Таким образом, остаётся лишь последнее заключение Пуанкаре, что бессознательное решает не только сложную задачу создания различных идей, но и существенную и деликатную задачу выбора сочетаний, удовлетворяющих нашему чувству красоты и, следовательно, имеющих шансы оказаться полезными.
Другие точки зрения на инкубацию
Эти соображения априори могли бы быть сами по себе достаточными, чтобы подтвердить заключение Пуанкаре. Однако это заключение подверглось атакам различных авторов, и некоторые из них как будто движимы тем же страхом перед бессознательным, о котором мы уже говорили в предыдущей главе [30]. Посмотрим, как объясняют такой поразительный факт, как озарение.
Нет необходимости вновь говорить о доктрине чистого случая, которую мы обсуждали в первый главе и начале текущей.

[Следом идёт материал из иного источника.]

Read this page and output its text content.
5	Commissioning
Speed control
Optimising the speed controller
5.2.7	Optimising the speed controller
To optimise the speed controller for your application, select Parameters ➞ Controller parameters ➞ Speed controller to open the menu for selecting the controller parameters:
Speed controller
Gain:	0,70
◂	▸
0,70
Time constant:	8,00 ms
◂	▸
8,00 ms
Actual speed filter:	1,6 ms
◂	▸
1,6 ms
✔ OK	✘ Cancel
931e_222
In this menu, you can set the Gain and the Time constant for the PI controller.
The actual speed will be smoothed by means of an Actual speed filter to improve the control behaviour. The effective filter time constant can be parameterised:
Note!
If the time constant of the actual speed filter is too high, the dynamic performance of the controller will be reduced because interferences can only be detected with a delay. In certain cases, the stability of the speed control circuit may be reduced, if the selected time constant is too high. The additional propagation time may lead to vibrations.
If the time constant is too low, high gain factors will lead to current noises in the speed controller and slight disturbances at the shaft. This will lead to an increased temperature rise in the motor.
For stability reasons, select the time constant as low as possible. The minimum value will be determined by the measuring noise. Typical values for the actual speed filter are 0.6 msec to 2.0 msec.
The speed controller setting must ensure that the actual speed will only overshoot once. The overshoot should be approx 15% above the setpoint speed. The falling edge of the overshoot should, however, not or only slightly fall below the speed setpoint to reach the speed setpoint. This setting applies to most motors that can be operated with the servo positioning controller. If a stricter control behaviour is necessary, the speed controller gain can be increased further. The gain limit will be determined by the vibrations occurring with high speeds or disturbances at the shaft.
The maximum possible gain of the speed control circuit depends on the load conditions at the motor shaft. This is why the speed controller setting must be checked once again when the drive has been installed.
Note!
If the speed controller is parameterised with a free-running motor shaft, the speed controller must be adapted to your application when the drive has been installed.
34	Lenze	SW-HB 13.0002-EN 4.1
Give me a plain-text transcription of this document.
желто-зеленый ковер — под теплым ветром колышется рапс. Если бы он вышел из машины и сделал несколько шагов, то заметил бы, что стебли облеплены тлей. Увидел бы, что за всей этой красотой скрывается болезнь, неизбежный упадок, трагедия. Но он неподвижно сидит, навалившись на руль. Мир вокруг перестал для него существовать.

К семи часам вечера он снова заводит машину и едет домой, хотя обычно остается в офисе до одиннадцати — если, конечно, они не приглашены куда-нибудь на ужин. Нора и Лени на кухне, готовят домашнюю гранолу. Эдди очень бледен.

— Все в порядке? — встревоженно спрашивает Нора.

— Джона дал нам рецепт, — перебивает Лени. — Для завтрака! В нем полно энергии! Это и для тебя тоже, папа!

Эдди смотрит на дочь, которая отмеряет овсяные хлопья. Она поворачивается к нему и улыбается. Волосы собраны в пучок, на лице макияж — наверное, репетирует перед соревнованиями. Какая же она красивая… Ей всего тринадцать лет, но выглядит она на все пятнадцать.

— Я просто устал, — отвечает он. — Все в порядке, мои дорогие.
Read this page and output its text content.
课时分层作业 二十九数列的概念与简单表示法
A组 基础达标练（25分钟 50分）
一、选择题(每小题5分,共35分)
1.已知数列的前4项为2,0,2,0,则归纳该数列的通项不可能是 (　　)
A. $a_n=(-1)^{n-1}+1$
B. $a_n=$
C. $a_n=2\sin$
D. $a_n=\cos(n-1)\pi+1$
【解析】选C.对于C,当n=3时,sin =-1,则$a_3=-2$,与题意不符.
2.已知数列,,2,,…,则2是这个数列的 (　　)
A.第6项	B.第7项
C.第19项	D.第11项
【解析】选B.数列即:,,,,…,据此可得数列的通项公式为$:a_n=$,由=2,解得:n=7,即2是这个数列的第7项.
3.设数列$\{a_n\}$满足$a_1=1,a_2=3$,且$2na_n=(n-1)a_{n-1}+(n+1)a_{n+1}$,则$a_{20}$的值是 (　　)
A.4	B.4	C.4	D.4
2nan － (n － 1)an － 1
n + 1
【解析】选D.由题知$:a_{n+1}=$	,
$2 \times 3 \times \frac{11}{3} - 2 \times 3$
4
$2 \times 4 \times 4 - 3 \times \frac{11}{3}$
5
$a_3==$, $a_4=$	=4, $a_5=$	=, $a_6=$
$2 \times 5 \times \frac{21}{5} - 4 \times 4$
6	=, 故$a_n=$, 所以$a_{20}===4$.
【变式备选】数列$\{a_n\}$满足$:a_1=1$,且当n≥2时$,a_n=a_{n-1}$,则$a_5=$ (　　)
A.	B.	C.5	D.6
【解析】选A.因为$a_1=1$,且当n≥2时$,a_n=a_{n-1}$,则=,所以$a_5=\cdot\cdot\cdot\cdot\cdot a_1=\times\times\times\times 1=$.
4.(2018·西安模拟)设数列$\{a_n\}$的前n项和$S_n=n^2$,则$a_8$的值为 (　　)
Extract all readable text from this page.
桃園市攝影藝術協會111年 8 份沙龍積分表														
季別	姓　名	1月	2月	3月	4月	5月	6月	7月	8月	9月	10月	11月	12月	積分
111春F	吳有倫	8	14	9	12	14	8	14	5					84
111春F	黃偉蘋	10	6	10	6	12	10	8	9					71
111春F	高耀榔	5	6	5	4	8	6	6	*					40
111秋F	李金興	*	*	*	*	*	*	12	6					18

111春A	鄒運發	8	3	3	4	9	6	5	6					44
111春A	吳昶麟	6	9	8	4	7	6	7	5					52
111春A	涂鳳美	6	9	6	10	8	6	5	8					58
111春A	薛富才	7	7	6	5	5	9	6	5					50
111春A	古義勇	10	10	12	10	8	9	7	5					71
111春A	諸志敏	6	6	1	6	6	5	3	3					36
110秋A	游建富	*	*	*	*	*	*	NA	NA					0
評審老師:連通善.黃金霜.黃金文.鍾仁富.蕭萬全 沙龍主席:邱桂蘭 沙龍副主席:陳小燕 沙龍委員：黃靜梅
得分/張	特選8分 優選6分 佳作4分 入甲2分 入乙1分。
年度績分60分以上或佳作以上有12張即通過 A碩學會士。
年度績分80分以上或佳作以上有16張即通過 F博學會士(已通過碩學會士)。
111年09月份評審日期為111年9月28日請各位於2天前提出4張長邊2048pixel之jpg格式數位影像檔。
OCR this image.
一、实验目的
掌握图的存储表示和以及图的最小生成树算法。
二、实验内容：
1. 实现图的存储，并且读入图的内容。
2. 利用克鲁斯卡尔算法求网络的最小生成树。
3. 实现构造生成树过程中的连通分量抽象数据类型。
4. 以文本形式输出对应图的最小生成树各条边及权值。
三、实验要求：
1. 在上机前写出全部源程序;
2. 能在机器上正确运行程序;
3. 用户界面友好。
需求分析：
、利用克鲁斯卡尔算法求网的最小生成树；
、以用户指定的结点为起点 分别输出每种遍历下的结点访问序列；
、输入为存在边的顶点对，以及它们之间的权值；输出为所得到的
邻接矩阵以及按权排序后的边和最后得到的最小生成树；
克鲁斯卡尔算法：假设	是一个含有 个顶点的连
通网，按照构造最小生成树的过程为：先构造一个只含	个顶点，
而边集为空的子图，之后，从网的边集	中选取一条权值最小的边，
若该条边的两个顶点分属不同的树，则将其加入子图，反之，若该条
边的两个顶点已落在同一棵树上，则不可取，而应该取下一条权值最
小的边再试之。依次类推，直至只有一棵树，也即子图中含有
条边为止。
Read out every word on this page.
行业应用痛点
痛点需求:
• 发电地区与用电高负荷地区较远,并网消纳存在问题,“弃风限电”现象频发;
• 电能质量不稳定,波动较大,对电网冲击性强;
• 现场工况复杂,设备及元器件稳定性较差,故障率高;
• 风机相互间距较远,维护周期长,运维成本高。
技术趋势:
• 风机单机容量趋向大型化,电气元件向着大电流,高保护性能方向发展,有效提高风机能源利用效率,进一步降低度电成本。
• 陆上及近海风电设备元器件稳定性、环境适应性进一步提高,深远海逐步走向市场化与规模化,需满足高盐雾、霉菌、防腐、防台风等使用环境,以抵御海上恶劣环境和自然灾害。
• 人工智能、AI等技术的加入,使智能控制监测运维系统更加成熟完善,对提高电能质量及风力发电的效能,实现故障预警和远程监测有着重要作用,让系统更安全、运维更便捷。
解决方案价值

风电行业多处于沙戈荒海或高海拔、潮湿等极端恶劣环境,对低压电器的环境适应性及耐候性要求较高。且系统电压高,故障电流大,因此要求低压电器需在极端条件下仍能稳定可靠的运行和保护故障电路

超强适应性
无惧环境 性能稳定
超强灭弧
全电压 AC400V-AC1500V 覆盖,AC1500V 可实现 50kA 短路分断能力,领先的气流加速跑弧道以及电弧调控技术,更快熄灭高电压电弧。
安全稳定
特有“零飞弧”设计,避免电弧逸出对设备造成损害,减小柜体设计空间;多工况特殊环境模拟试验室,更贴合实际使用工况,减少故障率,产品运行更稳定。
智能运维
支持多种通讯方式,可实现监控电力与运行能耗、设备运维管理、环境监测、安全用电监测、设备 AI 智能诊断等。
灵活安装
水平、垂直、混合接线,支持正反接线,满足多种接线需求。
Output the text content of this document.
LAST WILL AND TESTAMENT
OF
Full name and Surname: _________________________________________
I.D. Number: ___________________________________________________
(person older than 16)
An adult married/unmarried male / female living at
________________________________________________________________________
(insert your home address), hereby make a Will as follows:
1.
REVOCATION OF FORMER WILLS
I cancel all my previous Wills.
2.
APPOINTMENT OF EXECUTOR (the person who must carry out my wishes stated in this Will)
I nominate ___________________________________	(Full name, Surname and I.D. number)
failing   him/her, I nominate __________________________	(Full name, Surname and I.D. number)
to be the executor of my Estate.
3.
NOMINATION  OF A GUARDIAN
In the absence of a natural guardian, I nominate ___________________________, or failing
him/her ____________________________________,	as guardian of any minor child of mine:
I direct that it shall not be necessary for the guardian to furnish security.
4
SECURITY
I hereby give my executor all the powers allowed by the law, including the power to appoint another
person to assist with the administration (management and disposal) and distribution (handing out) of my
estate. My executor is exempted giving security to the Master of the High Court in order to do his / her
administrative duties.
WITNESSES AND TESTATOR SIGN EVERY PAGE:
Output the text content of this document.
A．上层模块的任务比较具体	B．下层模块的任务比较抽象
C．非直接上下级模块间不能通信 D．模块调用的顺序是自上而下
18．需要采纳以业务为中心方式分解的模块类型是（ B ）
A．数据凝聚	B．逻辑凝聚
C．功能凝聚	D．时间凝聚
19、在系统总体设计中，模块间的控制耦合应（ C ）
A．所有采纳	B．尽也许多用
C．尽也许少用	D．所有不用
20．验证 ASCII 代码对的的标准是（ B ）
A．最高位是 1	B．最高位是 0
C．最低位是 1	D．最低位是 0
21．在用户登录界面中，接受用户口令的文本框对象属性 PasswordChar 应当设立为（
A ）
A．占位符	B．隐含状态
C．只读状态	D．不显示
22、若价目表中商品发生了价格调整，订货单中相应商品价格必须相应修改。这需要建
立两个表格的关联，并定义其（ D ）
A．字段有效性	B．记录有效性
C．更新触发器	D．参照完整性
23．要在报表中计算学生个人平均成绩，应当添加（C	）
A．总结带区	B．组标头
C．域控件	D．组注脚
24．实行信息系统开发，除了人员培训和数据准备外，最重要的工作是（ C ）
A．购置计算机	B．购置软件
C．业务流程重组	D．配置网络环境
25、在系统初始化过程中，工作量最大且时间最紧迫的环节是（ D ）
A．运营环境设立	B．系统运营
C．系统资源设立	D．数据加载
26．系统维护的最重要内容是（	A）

Мы будем считать общепризнанным, что обычно озарению предшествует инкубация [31]. Во время периода инкубации не заметно никакой сознательной работы ума, но вместо того, чтобы принять существование бессознательной работы, не можем ли мы принять, что вообще ничего не происходит? По этому поводу имеются две основные гипотезы [32]:
А. Что возможной причиной нового состояния ума, способного на озарение, могло бы быть то, что ум свеж , мозг отдохнул. Эту гипотезу мы назовём гипотезой отдыха . Пуанкаре, вовсе её не принимавший, думал о ней, но в связи с одним особым случаем (см. дальше).
Б. Что существенной причиной озарения могло бы быть отсутствие помех, которые препятствуют продвижению на подготовительной стадии работы. «Когда мыслитель становится на ложный путь, как это часто случается, он незаметно соскальзывает на придорожную колею и в данный момент может оказаться неспособным выбраться из неё… Инкубация состоит в избавлении от этих ложных путей и от этих стесняющих предположений, так что проблема рассматривается непредвзято». Мы можем назвать это гипотезой забвения .
Обсуждение этих гипотез
Для защиты гипотезы отдыха был призван авторитет Гельмгольца. Гельмгольц заявляет, что «счастливые идеи» (его название озарения) ему никогда не приходят в состоянии умственной усталости или когда он сидит за своим рабочим столом [33]; и, заметив, что он уже изучал данный вопрос, Гельмгольц прибавляет: «Когда пройдёт усталость, вызванная этой работой, нужно иметь час полного физического отдыха, прежде чем появятся хорошие идеи», — заявление, которое лишь сомнительным образом может поддержать рассматриваемую гипотезу, так как Гельмгольц здесь заявляет, что озарение происходит не тогда, когда ум на отдыхе, но приблизительно один час спустя (см. примечание редактора на стр. 19).
Кроме того, случай Гельмгольца не является общим, имеются и противоположные наблюдения. Профессор К. Фридрихс [34]мне писал, что «творческие идеи приходят большей частью внезапным образом, часто после большого умственного напряжения, в состоянии умственной усталости, сочетающейся с физическим отдыхом». Подобное же заявление мне было сделано художественным критиком доктором Стерлингом, который занимается установлением подлинности картин: он заметил, что вдохновение приходит обычно после долгого сознательного усилия, когда он уже устал, — как будто бы для того, чтобы могли выступить бессознательные идеи, необходимо, чтобы было ослаблено сознательное я.